Somalia and Kenya have announced the resumption of their diplomatic ties Thursday following mediation brokered by Qatar.
Speaking to the media in Mogadishu, Somalia's minister for foreign affairs and international cooperation, Mohamed Abdirizack, said Nairobi has agreed not to interfere in the domestic affairs as a condition.
Abdirizack said the foreign policy of Somalia does not tolerate domestic affairs interference. He added respect for sovereignty, no interference in internal political affairs and borders are the foundations of the African Union principles.
As the two neighboring states are working on a new diplomatic engagement, various businesses have been affected during the diplomatic tension.
Among them is Somalia's travel, tourism and cargo sector.
Ali Ahmed Farah, manager of Idil travel and general services in Mogadishu, said the five-month break in relations reduced travel between Somalia and Kenya.
Farah said before Somalia severed diplomatic ties with Kenya, there were five or six daily direct flights between Mogadishu and Nairobi, but the number has been reduced to one or two. He added that the passengers they serve also faced immense visa restrictions due to the closure of diplomatic missions.
Somalia's government's ban on Kenyan flights carrying the mild narcotic drug khat has remained in place since March of last year, while Kenyan farmers still count losses.
At the same time, Somali cargo business operators face challenges from Kenyan authorities.
Mohamud Jamaa from Easy Way Cargo said business has dropped in the past five months.

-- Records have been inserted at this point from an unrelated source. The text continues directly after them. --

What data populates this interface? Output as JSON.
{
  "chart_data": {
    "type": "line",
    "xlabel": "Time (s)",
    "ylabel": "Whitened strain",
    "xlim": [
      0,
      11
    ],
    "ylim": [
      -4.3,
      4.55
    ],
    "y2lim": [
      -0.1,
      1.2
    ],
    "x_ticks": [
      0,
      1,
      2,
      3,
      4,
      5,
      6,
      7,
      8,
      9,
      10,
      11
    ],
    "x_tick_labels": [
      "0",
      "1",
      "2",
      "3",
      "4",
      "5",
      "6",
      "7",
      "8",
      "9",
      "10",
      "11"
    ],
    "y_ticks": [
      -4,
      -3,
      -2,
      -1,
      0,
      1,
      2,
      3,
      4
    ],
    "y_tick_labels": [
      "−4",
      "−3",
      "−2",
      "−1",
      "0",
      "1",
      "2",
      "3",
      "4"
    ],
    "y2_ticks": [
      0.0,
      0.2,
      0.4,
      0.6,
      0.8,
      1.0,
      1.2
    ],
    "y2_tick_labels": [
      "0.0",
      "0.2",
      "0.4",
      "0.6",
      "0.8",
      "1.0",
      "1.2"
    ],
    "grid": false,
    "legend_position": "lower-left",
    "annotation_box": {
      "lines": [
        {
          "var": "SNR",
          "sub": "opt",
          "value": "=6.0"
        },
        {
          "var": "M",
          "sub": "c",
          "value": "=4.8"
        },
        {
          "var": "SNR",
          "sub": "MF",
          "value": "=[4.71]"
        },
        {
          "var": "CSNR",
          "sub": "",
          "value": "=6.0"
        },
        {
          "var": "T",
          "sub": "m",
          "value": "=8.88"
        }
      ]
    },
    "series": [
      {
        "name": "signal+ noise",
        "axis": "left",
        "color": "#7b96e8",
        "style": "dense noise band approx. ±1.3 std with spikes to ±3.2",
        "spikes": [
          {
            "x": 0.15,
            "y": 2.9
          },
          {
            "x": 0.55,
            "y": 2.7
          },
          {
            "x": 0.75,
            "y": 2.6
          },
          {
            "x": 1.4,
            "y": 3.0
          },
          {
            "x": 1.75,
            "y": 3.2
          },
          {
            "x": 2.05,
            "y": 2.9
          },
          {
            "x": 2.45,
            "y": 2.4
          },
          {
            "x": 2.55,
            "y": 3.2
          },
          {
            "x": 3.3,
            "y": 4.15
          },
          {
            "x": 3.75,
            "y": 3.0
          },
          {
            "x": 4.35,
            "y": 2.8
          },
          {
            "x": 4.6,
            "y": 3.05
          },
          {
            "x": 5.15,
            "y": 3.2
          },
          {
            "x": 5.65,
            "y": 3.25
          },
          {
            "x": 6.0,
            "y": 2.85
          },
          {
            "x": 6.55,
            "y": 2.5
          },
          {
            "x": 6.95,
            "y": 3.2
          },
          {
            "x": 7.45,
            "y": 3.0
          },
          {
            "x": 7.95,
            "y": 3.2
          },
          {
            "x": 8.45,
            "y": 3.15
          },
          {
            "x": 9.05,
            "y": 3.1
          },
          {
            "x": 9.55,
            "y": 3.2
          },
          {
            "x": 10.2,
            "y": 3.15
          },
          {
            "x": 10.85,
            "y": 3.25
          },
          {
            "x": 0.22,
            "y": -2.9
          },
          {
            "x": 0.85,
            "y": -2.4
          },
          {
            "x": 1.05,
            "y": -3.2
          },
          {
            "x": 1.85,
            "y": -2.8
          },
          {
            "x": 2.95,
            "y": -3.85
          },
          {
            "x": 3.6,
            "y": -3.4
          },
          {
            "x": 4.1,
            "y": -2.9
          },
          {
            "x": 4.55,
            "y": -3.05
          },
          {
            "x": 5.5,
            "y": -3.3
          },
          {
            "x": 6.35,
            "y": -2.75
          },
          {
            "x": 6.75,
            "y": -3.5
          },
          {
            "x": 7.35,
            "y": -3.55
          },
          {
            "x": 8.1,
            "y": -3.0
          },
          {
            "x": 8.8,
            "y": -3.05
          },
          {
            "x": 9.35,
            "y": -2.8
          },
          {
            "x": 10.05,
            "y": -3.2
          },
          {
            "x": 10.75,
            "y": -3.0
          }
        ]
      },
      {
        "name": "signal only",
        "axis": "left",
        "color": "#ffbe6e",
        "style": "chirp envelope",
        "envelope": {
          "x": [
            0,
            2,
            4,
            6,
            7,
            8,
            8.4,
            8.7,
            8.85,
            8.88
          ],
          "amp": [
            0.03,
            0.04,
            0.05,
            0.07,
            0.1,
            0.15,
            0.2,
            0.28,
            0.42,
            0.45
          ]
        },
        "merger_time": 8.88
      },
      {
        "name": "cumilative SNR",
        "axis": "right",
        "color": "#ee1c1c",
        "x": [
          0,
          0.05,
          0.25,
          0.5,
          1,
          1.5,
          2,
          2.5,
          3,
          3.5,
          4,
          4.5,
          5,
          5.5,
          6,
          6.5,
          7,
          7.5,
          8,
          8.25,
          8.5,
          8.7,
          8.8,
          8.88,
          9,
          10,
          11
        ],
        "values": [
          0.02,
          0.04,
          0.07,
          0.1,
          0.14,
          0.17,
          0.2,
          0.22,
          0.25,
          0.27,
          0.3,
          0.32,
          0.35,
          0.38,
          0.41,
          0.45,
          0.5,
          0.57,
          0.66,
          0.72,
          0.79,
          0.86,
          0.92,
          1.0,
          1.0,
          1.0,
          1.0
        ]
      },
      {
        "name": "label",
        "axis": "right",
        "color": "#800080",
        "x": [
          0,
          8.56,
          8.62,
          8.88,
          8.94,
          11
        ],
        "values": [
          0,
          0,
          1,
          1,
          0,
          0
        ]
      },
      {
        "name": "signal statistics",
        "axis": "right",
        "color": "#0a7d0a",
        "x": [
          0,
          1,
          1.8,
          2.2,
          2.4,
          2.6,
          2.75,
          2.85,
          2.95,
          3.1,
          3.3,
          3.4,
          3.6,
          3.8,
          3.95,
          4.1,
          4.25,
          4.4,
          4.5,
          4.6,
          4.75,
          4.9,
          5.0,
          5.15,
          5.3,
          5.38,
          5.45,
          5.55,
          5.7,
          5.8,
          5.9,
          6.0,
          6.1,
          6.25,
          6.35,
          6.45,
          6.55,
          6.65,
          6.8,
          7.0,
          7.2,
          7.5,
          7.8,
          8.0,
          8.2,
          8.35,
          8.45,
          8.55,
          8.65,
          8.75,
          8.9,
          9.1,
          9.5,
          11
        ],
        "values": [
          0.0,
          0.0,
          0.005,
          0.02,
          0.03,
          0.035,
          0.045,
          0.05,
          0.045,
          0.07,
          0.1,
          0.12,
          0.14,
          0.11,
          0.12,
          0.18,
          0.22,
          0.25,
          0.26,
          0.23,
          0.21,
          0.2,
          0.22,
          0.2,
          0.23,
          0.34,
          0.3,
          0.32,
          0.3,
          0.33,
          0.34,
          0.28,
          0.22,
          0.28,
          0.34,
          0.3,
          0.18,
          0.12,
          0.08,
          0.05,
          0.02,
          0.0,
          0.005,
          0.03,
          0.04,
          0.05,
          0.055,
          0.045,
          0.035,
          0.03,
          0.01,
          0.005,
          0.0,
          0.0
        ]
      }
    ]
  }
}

He said since the two countries engaged in the diplomatic dispute the few airlines transiting Mogadishu - Nairobi route rejected to offer cargo services for fear of consequences from immigration officials. He said they hope business will improve after the announcement of new relations when the two neighbors will lift restrictions.
Qatar's special envoy for mediation of conflict resolution, Mutlaq Al Qahtani, met with officials from both countries in an effort to repair relations.
But Kenya and Somalia still have issues to resolve, the biggest being a dispute over maritime energy rights.
The case was filed in 2014 by Somalia at the International Court of Justice (ICJ) - the United Nations' highest court for disputes between states -- and a decision could determine rights to exploit oil and gas deposits in the deep waters off the East African coastline.
Adan Makina, a doctoral student at Walden University in the United States, said it's hard to tell how the ICJ might deal with the case.
"These are two neighboring countries that have had political altercations for a long time. Between 1935-1945 the two colonial powers of Italy and Britain couldn't resolve this maritime dispute and they decided to leave it the way it is. How the two nations can agree on how to reach a resolution is hard to tell," Makina said.
In March, Kenya refused to participate in ICJ hearings about the dispute, citing alleged bias by the court.